Die Erfindung betrifft ein Verfahren zur segmentweisen Herstellung von Schlitzwänden im Tiefbau. Außerdem betrifft die Erfindung Vorrichtungen zur Durchführung des erfindungsgemäßen Verfahrens.

Schlitzwände dienen im Tiefbau u. a. zur Sicherung von Baugruben und entstehen abschnittsweise in Segmenten. Jedes Segment wird in einem von der Oberfläche aus im anstehenden Gebirge ausgehobenen Schlitz, der bis zur Endtiefe der Schlitzwand reicht und zunächst ausgehoben wird, hergestellt. Anschließend wird nach Einbringen der Bewehrung der Schlitz mit härtendem Baustoff aufgefüllt, wobei es sich in der Regel um Beton handelt. Kennzeichnend für die Herstellung von Schlitzwänden in der Ortbetonherstellung sind demnach zwei Herstellungphasen, von denen die erste Phase das Ausheben des Schlitzwandabschnittes unter Abstützung durch die ausbauende Suspension, beispielsweise in Form einer Bentonitaufschlämmung ausmacht, an die sich die zweite Phase anschließt, in der nach dem Bewehren das Einfüllen des härtenden Baustoffes unter gleichzeitiger Verdränkgung der Suspension erfolgt. Die Erfindung bezieht sich insbesondere auf diese zweite Phase.

Die segmentweise Herstellung der Schlitzwände ergibt sich u. a. daraus, daß das Verhältnis der horizontalen Länge zur Tiefe der Schlitzwand in den meisten Fällen den Ablauf der beiden Phasen in einem Zuge für eine gegebene Schlitzwand nicht gestattet. Deswegen müssen in der Praxis die Querseiten der Schlitzwandsegmente im Schlitz abgeschalt werden. Das geschieht mit Hilfe von Rohren, wobei es im Einzelfall von der Schlitzwandbreite und/oder der Anschlußfuge abhängt, ob man die Abschalung mit einem zylindrischen oder einem im Querschnitt polygonalen Rohr oder mit mehreren, über die Schlitzwandbreite nebeneinander angeordneten Abschalungsrohren, die dann normalerweise zu einer Einheit zusammengefaßt sind, abschalt.
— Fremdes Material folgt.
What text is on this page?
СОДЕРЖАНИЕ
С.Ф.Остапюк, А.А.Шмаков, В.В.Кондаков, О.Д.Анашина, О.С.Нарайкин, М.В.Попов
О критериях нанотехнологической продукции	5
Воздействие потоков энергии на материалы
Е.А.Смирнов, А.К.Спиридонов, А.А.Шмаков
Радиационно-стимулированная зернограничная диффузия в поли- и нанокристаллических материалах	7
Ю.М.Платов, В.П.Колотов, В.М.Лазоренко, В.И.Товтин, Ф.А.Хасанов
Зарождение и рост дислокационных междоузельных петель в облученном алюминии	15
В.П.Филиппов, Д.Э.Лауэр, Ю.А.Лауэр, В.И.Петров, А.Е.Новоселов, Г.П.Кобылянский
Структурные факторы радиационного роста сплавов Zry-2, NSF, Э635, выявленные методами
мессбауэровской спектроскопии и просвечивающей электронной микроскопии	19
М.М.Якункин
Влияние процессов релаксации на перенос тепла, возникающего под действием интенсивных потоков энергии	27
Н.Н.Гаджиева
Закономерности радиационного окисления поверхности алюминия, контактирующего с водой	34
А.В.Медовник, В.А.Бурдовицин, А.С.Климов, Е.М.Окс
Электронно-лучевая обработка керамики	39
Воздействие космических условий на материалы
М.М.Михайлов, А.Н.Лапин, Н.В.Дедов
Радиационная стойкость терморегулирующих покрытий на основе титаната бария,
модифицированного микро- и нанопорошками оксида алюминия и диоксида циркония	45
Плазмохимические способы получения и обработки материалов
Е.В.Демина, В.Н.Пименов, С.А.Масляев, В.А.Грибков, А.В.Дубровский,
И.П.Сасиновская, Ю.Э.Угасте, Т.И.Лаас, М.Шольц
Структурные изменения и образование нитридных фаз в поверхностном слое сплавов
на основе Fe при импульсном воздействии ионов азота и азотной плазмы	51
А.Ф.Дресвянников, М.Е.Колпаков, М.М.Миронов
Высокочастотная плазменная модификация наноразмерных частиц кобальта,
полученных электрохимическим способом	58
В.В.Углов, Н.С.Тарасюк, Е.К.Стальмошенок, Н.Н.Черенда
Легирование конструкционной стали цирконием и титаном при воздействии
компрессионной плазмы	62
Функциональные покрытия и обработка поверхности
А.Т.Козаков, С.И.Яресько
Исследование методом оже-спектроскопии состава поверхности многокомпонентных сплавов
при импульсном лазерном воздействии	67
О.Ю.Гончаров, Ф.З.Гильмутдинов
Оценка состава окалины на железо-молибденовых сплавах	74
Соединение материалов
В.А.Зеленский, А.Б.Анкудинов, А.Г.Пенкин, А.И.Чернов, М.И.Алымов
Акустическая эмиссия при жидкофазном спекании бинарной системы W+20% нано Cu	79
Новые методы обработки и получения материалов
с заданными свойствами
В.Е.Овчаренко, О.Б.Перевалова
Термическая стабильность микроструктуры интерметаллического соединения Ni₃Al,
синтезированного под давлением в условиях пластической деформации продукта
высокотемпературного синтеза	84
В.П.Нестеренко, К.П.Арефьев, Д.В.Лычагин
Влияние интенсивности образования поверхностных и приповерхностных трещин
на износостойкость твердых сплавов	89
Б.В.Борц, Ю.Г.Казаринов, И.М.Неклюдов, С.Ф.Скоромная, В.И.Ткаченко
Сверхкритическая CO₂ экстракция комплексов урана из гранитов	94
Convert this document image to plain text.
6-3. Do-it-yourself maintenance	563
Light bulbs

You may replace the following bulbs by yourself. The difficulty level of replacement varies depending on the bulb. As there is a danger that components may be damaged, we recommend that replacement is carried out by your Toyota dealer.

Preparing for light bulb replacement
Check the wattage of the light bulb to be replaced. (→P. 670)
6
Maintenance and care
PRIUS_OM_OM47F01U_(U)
Die Erfindung läßt sich auf diese Möglichkeiten anwenden.

Der Werkstoff der Rohre, die für diese Abschalungen verwendet werden, verbindet sich bei dem Härten des Baustoffes bzw. des Betons zunehmend fest mit dem Baustoff der Schlitzwand. Da man die Schalrohre aus verschiedenen Gründen nicht als verlorene Schalung einsetzt, müssen die Schalrohre aus Metall, insbesondere aus Stahl bestehen und gezogen werden. Bei weitgehend ausgehärtetem Baustoff ist das unmöglich, weil die Haftkräfte des Baustoffes an den Rohren nicht mehr mit den von dem zum Ziehen der Rohre verwendeten hydraulischen Hubvorrichtungen erzeugten Hebekräften überwunden werden können. Man zieht deswegen die Schalrohre in einem sorgfältig gewählten zeitlichen Abstand vom Einbringen des Baustoffes, nämlich wenn der Baustoff zwar eine hinreichende Standfestigkeit entwickelt hat, seine Haftkräfte aber noch nicht das volle Maß angenommen haben, das das Ziehen der Schalrohre unmöglich macht. In der Praxis erfolgt das Ziehen der Schalrohre z. B. erst nachdem ein Zeitraum von 4 bis 6 Stunden nach dem Betonieren vergangen ist.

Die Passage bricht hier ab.